Smart Scheduling based on Deep Reinforcement Learning for Cellular Networks

TL;DR

This paper introduces a deep reinforcement learning-based scheduling scheme for cellular networks that enhances performance, scalability, and robustness, demonstrated through simulations and field tests.

Contribution

It presents a scalable neural network design and a virtual environment training framework for DRL-based scheduling in cellular networks, enabling practical deployment.

Findings

DRL-based scheduling outperforms traditional methods in simulations.

The scalable neural network handles varying user numbers without retraining.

Training in virtual environments improves robustness and deployment readiness.

Abstract

To improve the system performance towards the Shannon limit, advanced radio resource management mechanisms play a fundamental role.

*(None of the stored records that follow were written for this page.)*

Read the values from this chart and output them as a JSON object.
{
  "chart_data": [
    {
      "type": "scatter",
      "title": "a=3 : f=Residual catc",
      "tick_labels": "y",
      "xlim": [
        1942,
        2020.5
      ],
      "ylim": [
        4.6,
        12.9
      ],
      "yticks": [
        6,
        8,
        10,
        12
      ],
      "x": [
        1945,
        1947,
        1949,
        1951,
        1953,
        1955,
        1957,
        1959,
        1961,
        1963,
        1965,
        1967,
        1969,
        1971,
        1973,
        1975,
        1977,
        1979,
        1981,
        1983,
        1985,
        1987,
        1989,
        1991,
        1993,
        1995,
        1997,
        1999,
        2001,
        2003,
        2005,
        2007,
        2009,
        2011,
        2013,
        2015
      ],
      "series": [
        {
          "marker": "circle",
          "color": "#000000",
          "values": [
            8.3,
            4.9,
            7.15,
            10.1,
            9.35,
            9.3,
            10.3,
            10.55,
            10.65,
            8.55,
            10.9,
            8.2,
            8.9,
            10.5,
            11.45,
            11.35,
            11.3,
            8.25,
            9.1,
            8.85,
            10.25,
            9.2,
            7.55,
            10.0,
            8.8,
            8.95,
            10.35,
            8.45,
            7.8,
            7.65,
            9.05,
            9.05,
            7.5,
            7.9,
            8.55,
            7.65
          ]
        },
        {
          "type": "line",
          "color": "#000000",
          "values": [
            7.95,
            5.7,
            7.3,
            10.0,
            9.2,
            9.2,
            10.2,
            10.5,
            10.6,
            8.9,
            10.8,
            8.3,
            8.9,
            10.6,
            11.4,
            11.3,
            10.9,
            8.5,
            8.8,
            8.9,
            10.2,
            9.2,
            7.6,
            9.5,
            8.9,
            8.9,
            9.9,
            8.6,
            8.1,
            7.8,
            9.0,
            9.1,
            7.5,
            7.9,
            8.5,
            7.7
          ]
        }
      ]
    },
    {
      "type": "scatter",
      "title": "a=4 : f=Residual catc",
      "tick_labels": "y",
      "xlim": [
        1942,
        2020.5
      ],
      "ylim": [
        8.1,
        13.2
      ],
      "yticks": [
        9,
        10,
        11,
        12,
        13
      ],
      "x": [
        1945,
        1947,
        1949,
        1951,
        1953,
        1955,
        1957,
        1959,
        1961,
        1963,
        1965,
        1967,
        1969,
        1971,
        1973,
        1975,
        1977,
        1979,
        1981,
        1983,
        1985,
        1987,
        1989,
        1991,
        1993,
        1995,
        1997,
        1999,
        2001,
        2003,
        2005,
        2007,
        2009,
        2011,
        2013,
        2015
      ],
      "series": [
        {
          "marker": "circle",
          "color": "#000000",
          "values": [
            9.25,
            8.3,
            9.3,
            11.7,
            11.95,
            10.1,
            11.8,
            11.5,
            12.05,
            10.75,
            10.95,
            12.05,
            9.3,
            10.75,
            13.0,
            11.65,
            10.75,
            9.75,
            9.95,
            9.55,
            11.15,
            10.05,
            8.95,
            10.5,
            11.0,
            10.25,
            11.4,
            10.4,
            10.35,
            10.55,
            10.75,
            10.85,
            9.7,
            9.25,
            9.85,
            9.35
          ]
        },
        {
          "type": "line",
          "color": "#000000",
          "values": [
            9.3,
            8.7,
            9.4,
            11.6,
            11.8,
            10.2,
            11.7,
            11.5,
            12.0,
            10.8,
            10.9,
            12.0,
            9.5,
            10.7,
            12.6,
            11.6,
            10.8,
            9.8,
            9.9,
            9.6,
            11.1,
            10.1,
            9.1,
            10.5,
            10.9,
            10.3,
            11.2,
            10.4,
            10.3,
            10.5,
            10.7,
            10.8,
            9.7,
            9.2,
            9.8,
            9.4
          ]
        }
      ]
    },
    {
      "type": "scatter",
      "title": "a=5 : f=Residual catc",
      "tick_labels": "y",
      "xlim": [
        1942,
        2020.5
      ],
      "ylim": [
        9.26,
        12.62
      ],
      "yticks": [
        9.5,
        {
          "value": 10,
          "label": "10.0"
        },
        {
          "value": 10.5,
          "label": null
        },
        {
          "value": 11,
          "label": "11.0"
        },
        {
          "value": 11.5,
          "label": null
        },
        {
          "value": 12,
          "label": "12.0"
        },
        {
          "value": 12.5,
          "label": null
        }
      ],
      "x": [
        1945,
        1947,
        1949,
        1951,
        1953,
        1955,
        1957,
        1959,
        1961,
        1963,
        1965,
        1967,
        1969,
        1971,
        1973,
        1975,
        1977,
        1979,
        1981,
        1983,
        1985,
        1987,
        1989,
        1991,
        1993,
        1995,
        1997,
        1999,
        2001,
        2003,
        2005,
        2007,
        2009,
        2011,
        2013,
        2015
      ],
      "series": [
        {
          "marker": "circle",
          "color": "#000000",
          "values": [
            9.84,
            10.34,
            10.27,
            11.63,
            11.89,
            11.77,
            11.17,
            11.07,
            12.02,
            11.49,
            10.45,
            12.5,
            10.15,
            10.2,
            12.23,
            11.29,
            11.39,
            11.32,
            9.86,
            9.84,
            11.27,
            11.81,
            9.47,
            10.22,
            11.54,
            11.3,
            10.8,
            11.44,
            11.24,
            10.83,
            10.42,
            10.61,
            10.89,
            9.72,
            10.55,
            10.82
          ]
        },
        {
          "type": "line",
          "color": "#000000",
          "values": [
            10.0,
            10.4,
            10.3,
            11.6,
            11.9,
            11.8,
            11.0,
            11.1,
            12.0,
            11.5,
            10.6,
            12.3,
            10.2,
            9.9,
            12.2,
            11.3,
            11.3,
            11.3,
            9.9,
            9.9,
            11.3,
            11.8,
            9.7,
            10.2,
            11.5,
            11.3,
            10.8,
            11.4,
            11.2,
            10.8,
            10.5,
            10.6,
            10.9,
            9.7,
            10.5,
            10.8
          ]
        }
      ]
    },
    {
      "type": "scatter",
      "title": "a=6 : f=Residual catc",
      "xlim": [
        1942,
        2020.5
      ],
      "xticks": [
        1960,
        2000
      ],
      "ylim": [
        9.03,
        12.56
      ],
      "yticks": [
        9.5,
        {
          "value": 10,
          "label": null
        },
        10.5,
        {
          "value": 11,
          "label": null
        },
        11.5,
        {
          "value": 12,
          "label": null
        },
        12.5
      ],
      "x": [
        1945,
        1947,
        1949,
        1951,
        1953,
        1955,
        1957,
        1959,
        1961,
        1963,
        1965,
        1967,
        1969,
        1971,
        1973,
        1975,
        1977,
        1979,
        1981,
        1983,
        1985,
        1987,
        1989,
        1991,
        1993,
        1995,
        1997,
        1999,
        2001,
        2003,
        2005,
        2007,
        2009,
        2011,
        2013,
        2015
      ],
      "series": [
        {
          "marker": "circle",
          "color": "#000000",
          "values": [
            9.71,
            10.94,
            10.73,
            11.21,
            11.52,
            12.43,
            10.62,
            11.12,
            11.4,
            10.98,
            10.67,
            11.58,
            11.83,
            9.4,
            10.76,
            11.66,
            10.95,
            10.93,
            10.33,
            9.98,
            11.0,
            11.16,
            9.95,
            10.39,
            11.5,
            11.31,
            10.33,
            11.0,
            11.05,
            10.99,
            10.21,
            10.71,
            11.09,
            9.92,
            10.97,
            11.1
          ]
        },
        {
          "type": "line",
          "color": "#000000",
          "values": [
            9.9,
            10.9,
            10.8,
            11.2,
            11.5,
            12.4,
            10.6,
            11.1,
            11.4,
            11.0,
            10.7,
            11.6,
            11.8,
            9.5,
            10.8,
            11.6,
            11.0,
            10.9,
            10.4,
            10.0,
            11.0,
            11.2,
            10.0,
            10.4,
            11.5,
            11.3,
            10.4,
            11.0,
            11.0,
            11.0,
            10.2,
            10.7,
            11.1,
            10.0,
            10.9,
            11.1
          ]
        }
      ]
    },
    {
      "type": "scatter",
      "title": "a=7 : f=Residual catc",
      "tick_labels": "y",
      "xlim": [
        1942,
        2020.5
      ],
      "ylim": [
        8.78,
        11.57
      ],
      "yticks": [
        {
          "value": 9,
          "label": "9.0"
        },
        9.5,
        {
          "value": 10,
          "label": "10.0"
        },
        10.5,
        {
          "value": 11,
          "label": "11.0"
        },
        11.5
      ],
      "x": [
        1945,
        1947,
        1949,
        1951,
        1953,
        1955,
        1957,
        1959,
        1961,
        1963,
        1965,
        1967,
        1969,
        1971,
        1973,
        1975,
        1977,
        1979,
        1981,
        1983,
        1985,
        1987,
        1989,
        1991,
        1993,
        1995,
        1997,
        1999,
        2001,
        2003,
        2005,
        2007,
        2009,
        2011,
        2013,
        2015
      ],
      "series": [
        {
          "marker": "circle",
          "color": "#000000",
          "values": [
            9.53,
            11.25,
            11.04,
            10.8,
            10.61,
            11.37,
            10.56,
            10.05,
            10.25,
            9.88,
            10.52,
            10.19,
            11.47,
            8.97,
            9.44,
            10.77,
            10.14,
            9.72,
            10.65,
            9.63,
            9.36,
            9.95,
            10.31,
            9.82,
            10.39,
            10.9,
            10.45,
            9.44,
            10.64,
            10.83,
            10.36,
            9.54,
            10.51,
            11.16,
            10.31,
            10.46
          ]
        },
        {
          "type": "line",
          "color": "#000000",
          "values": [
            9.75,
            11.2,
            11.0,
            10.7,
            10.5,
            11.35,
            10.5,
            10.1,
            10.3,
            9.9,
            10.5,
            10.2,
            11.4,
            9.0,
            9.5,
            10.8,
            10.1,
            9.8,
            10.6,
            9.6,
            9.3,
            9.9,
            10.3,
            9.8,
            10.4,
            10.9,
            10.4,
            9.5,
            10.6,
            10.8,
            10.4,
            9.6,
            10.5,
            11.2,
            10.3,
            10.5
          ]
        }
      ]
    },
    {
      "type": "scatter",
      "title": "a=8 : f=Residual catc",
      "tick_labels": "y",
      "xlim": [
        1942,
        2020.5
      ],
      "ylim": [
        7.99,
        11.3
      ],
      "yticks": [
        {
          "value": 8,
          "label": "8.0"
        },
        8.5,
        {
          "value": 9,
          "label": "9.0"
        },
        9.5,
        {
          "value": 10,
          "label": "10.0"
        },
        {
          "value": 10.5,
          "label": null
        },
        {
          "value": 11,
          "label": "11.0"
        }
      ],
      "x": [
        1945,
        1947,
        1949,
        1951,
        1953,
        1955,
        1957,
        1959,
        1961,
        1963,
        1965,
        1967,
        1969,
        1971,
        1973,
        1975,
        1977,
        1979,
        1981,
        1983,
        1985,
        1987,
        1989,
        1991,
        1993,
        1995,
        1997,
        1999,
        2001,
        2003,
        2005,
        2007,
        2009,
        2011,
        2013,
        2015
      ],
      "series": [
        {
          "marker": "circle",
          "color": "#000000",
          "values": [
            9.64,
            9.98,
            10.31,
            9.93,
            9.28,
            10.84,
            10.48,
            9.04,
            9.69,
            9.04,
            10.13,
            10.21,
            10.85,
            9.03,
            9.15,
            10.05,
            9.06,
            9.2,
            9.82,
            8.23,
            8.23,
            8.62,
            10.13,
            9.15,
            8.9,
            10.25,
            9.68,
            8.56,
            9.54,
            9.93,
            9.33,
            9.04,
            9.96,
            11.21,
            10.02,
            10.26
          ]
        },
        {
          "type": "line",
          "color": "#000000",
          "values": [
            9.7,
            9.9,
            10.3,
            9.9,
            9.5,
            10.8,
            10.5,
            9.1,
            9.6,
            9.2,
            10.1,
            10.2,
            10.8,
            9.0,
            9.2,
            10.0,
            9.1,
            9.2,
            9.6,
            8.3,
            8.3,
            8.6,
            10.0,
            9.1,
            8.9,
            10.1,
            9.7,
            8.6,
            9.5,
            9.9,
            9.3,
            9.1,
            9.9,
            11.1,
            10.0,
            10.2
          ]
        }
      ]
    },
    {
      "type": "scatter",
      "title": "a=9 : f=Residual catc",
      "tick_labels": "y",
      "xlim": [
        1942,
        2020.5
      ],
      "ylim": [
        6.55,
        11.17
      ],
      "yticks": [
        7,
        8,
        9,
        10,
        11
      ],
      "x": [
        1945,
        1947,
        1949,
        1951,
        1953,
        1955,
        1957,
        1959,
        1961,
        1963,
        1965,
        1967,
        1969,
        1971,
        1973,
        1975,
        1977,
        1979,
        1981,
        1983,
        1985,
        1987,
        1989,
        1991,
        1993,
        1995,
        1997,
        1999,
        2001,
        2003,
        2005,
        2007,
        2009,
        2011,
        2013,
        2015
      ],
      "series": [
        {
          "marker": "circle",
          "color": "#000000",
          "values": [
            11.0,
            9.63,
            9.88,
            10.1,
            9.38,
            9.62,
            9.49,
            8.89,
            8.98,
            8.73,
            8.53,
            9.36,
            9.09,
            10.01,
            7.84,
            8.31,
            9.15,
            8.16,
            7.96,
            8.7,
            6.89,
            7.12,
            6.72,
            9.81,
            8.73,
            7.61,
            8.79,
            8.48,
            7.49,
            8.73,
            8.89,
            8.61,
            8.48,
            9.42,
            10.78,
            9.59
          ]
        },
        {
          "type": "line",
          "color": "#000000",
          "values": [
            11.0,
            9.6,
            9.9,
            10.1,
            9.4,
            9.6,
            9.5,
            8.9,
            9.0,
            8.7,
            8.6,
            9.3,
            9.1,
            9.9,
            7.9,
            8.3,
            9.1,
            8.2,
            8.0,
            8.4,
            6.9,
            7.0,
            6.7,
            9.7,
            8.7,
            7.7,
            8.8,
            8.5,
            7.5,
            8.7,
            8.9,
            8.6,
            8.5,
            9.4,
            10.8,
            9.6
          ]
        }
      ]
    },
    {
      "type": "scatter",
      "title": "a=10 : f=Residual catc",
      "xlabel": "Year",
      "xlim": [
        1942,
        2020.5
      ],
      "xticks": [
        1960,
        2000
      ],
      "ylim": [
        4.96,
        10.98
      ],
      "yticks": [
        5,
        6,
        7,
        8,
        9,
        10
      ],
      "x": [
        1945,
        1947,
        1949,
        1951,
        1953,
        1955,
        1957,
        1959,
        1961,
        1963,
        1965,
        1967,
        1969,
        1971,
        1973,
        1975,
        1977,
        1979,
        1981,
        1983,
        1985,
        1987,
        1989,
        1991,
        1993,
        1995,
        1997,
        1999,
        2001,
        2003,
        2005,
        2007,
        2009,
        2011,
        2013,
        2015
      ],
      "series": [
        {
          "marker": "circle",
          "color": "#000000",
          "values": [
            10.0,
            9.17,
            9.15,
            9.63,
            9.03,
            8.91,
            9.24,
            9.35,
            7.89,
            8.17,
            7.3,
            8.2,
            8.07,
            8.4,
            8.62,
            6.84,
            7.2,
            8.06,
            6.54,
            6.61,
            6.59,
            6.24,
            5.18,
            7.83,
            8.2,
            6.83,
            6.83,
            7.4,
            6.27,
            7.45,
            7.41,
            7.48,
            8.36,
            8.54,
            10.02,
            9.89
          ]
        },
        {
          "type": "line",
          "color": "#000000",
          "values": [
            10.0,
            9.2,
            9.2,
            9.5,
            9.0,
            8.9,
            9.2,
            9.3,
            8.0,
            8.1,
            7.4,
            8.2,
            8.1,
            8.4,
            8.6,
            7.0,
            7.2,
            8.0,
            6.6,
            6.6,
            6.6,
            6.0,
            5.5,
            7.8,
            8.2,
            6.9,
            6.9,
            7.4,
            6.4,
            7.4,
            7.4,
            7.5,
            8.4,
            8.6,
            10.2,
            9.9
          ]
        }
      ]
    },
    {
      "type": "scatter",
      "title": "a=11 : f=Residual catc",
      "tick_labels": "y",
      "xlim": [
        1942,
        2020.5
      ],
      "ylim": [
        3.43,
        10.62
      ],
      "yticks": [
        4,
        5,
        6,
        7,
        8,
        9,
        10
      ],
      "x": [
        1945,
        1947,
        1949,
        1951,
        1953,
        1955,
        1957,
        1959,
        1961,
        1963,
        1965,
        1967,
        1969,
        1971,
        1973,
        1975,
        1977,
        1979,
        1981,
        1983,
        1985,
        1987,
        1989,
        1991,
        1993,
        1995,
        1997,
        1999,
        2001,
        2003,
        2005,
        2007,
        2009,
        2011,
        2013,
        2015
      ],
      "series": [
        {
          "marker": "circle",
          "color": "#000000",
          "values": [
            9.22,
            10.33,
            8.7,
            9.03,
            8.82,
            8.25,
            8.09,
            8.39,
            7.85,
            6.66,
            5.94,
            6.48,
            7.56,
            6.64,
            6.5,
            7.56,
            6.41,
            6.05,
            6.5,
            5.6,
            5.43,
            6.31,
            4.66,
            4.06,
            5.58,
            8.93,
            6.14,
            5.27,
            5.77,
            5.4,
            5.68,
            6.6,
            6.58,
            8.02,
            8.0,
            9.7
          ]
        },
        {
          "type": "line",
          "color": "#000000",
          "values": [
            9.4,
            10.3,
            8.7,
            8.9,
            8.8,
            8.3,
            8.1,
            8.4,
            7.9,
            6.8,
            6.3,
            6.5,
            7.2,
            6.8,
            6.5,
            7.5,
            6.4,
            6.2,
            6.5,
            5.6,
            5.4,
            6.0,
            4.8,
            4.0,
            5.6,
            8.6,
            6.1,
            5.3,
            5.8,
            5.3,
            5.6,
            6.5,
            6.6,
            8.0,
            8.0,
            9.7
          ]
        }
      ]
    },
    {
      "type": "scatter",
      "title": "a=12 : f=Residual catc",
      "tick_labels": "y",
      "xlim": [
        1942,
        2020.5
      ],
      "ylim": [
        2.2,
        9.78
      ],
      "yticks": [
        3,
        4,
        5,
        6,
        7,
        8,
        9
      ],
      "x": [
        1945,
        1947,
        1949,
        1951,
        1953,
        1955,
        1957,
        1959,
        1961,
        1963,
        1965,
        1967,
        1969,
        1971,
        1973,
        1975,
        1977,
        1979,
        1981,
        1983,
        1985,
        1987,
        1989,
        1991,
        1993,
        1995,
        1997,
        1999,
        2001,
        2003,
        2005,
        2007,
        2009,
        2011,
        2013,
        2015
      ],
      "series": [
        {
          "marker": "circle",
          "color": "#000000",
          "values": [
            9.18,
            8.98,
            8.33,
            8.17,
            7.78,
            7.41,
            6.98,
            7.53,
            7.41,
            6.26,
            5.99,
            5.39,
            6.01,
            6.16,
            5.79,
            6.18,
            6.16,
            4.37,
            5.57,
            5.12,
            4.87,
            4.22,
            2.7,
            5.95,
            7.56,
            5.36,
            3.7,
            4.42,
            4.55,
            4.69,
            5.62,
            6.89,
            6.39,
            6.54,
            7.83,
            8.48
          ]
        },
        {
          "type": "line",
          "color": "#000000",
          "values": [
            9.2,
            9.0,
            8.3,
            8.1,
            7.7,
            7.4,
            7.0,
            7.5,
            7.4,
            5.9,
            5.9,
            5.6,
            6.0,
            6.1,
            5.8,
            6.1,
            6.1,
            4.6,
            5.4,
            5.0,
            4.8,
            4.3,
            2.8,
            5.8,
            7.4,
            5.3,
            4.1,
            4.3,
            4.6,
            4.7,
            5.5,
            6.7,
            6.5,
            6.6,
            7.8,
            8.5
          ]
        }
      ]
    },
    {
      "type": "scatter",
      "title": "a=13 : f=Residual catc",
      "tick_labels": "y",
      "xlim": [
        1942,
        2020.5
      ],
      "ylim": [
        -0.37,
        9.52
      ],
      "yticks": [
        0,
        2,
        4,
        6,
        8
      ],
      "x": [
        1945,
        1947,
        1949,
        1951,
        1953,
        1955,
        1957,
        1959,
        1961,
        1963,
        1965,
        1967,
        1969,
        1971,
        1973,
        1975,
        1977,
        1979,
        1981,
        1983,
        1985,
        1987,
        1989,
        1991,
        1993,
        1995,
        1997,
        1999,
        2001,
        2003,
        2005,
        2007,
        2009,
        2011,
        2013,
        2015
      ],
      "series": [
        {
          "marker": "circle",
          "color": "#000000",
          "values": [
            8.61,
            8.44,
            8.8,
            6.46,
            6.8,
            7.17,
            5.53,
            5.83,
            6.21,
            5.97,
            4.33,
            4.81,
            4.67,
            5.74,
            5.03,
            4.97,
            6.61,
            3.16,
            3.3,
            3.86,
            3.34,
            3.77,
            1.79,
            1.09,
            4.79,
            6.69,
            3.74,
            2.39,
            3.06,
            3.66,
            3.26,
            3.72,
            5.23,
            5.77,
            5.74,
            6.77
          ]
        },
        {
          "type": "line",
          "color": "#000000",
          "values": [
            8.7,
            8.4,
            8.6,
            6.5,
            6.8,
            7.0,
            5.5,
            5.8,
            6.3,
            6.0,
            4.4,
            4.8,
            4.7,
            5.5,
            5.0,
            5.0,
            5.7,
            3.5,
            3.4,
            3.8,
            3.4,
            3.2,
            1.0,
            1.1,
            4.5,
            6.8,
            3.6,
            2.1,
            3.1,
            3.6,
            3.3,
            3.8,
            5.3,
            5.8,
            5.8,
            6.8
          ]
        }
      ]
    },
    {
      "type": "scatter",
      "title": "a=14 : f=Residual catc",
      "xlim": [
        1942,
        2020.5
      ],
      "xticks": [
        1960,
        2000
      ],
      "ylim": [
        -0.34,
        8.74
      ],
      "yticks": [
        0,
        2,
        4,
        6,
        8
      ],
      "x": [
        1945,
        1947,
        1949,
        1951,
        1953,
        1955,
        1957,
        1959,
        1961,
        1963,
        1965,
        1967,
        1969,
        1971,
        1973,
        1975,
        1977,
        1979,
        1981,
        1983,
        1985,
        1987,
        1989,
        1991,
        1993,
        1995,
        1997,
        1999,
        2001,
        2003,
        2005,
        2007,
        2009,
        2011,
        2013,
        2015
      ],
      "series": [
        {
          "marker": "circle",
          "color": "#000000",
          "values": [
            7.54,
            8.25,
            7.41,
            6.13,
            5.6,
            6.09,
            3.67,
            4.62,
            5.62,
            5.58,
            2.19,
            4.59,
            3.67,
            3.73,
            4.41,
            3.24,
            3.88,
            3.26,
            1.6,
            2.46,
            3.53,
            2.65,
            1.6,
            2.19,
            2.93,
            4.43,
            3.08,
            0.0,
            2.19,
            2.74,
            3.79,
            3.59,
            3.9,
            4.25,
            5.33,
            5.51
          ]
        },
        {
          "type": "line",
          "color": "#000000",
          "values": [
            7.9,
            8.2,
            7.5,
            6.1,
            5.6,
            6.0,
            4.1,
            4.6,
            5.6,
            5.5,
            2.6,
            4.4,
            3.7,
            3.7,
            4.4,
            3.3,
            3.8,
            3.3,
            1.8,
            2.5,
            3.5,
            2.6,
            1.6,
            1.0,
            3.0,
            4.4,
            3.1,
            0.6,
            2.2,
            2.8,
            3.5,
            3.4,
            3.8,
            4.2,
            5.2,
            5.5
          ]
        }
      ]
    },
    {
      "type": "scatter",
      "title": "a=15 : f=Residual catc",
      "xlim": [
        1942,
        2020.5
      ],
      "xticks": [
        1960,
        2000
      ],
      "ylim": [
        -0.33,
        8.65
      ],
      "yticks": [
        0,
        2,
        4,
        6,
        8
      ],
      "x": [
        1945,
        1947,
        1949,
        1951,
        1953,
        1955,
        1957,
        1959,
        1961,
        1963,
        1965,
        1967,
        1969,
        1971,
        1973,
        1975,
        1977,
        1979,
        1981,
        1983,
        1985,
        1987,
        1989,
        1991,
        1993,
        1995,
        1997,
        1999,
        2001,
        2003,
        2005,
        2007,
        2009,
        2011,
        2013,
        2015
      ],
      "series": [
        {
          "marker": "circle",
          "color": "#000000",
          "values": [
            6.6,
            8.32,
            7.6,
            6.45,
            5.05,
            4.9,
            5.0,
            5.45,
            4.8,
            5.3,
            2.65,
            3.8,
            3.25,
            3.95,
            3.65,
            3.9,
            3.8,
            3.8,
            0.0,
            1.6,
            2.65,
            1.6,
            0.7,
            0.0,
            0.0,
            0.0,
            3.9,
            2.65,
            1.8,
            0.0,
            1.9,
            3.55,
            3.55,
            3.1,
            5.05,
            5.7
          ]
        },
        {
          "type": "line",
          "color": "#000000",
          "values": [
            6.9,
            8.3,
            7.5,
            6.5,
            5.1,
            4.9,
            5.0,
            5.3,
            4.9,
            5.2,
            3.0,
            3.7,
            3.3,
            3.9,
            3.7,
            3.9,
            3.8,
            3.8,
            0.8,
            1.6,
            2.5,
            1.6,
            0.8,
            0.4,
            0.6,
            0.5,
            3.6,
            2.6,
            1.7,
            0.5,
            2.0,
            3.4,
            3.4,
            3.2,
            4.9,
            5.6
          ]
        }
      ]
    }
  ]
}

In particular, scheduling should receive much attention, because it allocates radio resources among different users in terms of their channel conditions and QoS requirements. The difficulties of scheduling algorithms are the tradeoffs need to be made among multiple objectives, such as throughput, fairness and packet drop rate. We propose a smart scheduling scheme based on deep reinforcement learning (DRL). We not only verify the performance gain achieved, but also provide implementation-friend designs, i.e., a scalable neural network design for the agent and a virtual environment training framework. With the scalable neural network design, the DRL agent can easily handle the cases when the number of active users is time-varying without the need to redesign and retrain the DRL agent. Training the DRL agent in a virtual environment offline first and using it as the initial version in the practical usage helps to prevent the system from suffering from performance and robustness degradation due to the time-consuming training. Through both simulations and field tests, we show that the DRL-based smart scheduling outperforms the conventional scheduling method and can be adopted in practical systems.